This is my first ever post, so bear with me. I am a Mechanical engineering student with a pretty good grasp on thermo, but my new teacher is throwing me for a loop, so I come to you good people for some assistance. My question is:
a 0.4m diameter hollow steel sphere with a 3mm wall thickness is filled with water at 1.6 MPa and at 250 C. The system(Steel sphere and water) are cooled to 25 C. What is the entropy change of the system and the amount of entropy generation.
I have used constant specific heats, and what I got isn’t the correct answer. I also have tried using the conservation of energy route to find the heat loss, then plug that in for the general entropy formula. That answer was close to the correct answer but it still was not correct. I plead for help!!
It’s been a while, but I think you need the volume of the water which would be 4/3PI(0.4-.003)^3. From that, you can get the net weight of the water using its density. Then, you can use the specific heat of water to find its internal energy. Then you find the internal energy of the water when its cooled down to 25 C. Then, you find the change in internal energy and the entropy is simply the change in internal energy divided by the initial temperature.

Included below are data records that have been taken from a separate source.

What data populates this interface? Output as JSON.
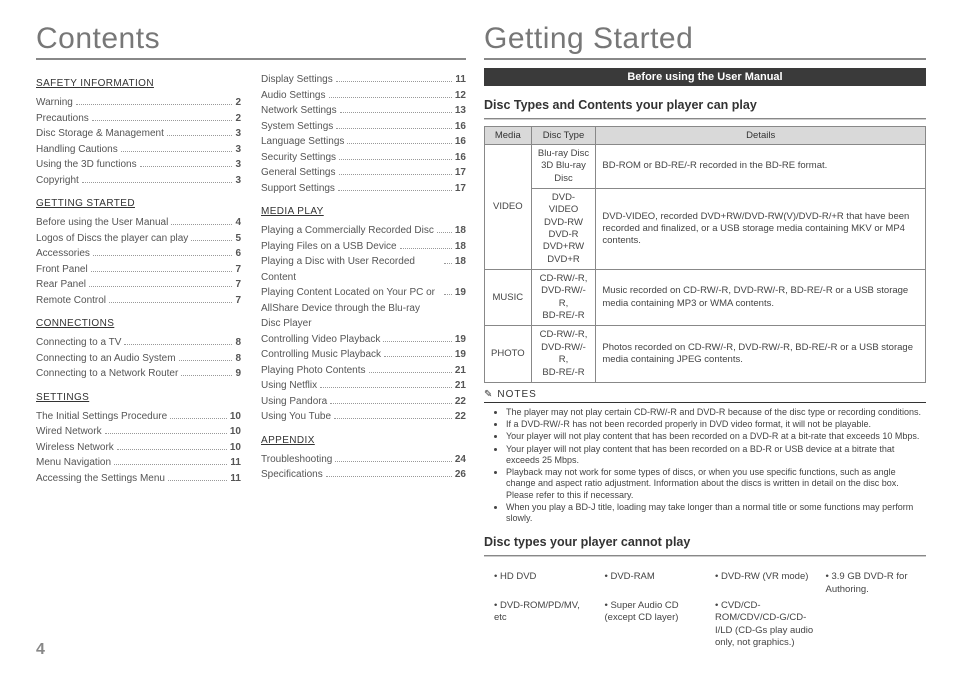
{
  "page_number": "4",
  "left": {
    "title": "Contents",
    "sections": [
      {
        "head": "SAFETY INFORMATION",
        "items": [
          {
            "label": "Warning",
            "page": "2"
          },
          {
            "label": "Precautions",
            "page": "2"
          },
          {
            "label": "Disc Storage & Management",
            "page": "3"
          },
          {
            "label": "Handling Cautions",
            "page": "3"
          },
          {
            "label": "Using the 3D functions",
            "page": "3"
          },
          {
            "label": "Copyright",
            "page": "3"
          }
        ]
      },
      {
        "head": "GETTING STARTED",
        "items": [
          {
            "label": "Before using the User Manual",
            "page": "4"
          },
          {
            "label": "Logos of Discs the player can play",
            "page": "5"
          },
          {
            "label": "Accessories",
            "page": "6"
          },
          {
            "label": "Front Panel",
            "page": "7"
          },
          {
            "label": "Rear Panel",
            "page": "7"
          },
          {
            "label": "Remote Control",
            "page": "7"
          }
        ]
      },
      {
        "head": "CONNECTIONS",
        "items": [
          {
            "label": "Connecting to a TV",
            "page": "8"
          },
          {
            "label": "Connecting to an Audio System",
            "page": "8"
          },
          {
            "label": "Connecting to a Network Router",
            "page": "9"
          }
        ]
      },
      {
        "head": "SETTINGS",
        "items": [
          {
            "label": "The Initial Settings Procedure",
            "page": "10"
          },
          {
            "label": "Wired Network",
            "page": "10"
          },
          {
            "label": "Wireless Network",
            "page": "10"
          },
          {
            "label": "Menu Navigation",
            "page": "11"
          },
          {
            "label": "Accessing the Settings Menu",
            "page": "11"
          }
        ]
      }
    ],
    "sections2": [
      {
        "head": "",
        "items": [
          {
            "label": "Display Settings",
            "page": "11"
          },
          {
            "label": "Audio Settings",
            "page": "12"
          },
          {
            "label": "Network Settings",
            "page": "13"
          },
          {
            "label": "System Settings",
            "page": "16"
          },
          {
            "label": "Language Settings",
            "page": "16"
          },
          {
            "label": "Security Settings",
            "page": "16"
          },
          {
            "label": "General Settings",
            "page": "17"
          },
          {
            "label": "Support Settings",
            "page": "17"
          }
        ]
      },
      {
        "head": "MEDIA PLAY",
        "items": [
          {
            "label": "Playing a Commercially Recorded Disc",
            "page": "18"
          },
          {
            "label": "Playing Files on a USB Device",
            "page": "18"
          },
          {
            "label": "Playing a Disc with User Recorded Content",
            "page": "18"
          },
          {
            "label": "Playing Content Located on Your PC or AllShare Device through the Blu-ray Disc Player",
            "page": "19"
          },
          {
            "label": "Controlling Video Playback",
            "page": "19"
          },
          {
            "label": "Controlling Music Playback",
            "page": "19"
          },
          {
            "label": "Playing Photo Contents",
            "page": "21"
          },
          {
            "label": "Using Netflix",
            "page": "21"
          },
          {
            "label": "Using Pandora",
            "page": "22"
          },
          {
            "label": "Using You Tube",
            "page": "22"
          }
        ]
      },
      {
        "head": "APPENDIX",
        "items": [
          {
            "label": "Troubleshooting",
            "page": "24"
          },
          {
            "label": "Specifications",
            "page": "26"
          }
        ]
      }
    ]
  },
  "right": {
    "title": "Getting Started",
    "banner": "Before using the User Manual",
    "sub1": "Disc Types and Contents your player can play",
    "table": {
      "headers": [
        "Media",
        "Disc Type",
        "Details"
      ],
      "rows": [
        {
          "media": "VIDEO",
          "types": "Blu-ray Disc\n3D Blu-ray Disc",
          "details": "BD-ROM or BD-RE/-R recorded in the BD-RE format.",
          "span": true
        },
        {
          "media": "",
          "types": "DVD-VIDEO\nDVD-RW\nDVD-R\nDVD+RW\nDVD+R",
          "details": "DVD-VIDEO, recorded DVD+RW/DVD-RW(V)/DVD-R/+R that have been recorded and finalized, or a USB storage media containing MKV or MP4 contents."
        },
        {
          "media": "MUSIC",
          "types": "CD-RW/-R,\nDVD-RW/-R,\nBD-RE/-R",
          "details": "Music recorded on CD-RW/-R, DVD-RW/-R, BD-RE/-R or a USB storage media containing MP3 or WMA contents."
        },
        {
          "media": "PHOTO",
          "types": "CD-RW/-R,\nDVD-RW/-R,\nBD-RE/-R",
          "details": "Photos recorded on CD-RW/-R, DVD-RW/-R, BD-RE/-R or a USB storage media containing JPEG contents."
        }
      ]
    },
    "notes_head": "NOTES",
    "notes": [
      "The player may not play certain CD-RW/-R and DVD-R because of the disc type or recording conditions.",
      "If a DVD-RW/-R has not been recorded properly in DVD video format, it will not be playable.",
      "Your player will not play content that has been recorded on a DVD-R at a bit-rate that exceeds 10 Mbps.",
      "Your player will not play content that has been recorded on a BD-R or USB device at a bitrate that exceeds 25 Mbps.",
      "Playback may not work for some types of discs, or when you use specific functions, such as angle change and aspect ratio adjustment. Information about the discs is written in detail on the disc box. Please refer to this if necessary.",
      "When you play a BD-J title, loading may take longer than a normal title or some functions may perform slowly."
    ],
    "sub2": "Disc types your player cannot play",
    "cannot": [
      "HD DVD",
      "DVD-RAM",
      "DVD-RW (VR mode)",
      "3.9 GB DVD-R for Authoring.",
      "DVD-ROM/PD/MV, etc",
      "Super Audio CD (except CD layer)",
      "CVD/CD-ROM/CDV/CD-G/CD-I/LD (CD-Gs play audio only, not graphics.)",
      ""
    ]
  }
}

What are the answers you get, and what is the “correct” answer? We generally don’t like to provide full solutions to homework problems on this board, but if you post your work thus far, we might be able to point you in the right direction.
State 1:
Superheated Water
P_1=1.6MPa From Tables: v_1=0.14190 m^3/kg
T_1=250C u_1=2692.9 KJ/kg
s_1=6.6753 KJ/Kg*k
State 2:
2-phase vapor x =(v-v_f)/(v_fg) = 0.00325
v2=v1 (Closed system logic) u_2 = u_f + xu_fg = 112.31 KJ/kg
T_2=25C s_2 = s_f + xs_fg = .39381 KJ/Kg*k
Using the relationship m= V/v, m(h2o)=1.846 kg
m(steel)=row*V=63.657 kg
Conservation of energy simplifies to:
Q_total=m_steel(Delta U_steel)+m_h2o(Delta U_h2o)

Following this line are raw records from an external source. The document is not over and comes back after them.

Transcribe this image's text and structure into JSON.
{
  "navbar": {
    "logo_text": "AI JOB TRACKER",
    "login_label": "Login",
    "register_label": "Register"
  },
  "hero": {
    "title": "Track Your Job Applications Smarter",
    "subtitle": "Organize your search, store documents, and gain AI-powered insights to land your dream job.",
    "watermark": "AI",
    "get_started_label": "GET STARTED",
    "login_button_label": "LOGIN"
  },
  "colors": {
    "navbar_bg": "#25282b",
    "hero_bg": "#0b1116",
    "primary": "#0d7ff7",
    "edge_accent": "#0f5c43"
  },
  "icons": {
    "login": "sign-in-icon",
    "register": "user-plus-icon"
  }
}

Q_total=m_steel(cp(T2-T1)+m_h2o(Delta U_h2o) //Note:This may be a source of error because I am assuming the steel and water are in thermo eq. if not I would have to find T2
Cp_steel=0.235 KJ/KgK
Q_Total = 63.657Kg((0.235KJ/KgK)((25+273)k - (250+273)k)) + (1.846Kg)(112.29 - 2692.9)KJ/Kg)
Q_Total = -3365.863KJ + -4763.80 KJ = -8129.663 KJ //Note: This is a departure from what I had the first time
Well, from there I said the Delta S = Q/T, but my new numbers give me almost double the answer, so I don’t know where to go from here.
By the way, the answers my professor gave us are -4.7 KJ/k for change and S_gen = 1.7 KJ/k
Do you need to take into account the coefficient of thermal expansion for the water and the steel, and figure out what the the size of the steel sphere and the pressure and volume of the water are at 25 C? Or are you just neglecting the steel CTE? Gotta believe that would make a difference, but if you’re not neglecting it, the type of steel will make a difference. So the problem isn’t completely specified.
Oops, that’s an embarrassing error. Yes the inner and outer radii should be cubed not squared. That brings the V(steel) to 0.00149 m^3, pretty much what you calculated the 2nd time.
Where are you getting your Rho(steel) from? It’s higher than I’m finding online, but I don’t have access to my Perry’s atm.
Oh man, is my face red. lol, I keep telling you all that the numbers are fine with the density and the Csp, but I had been using the incorrect numbers. The new numbers are rho_steel = 7,830 kg/m^3 and Csp_Steel = 0.500 KJ/Kg*K, I will let you all know if they make a major difference.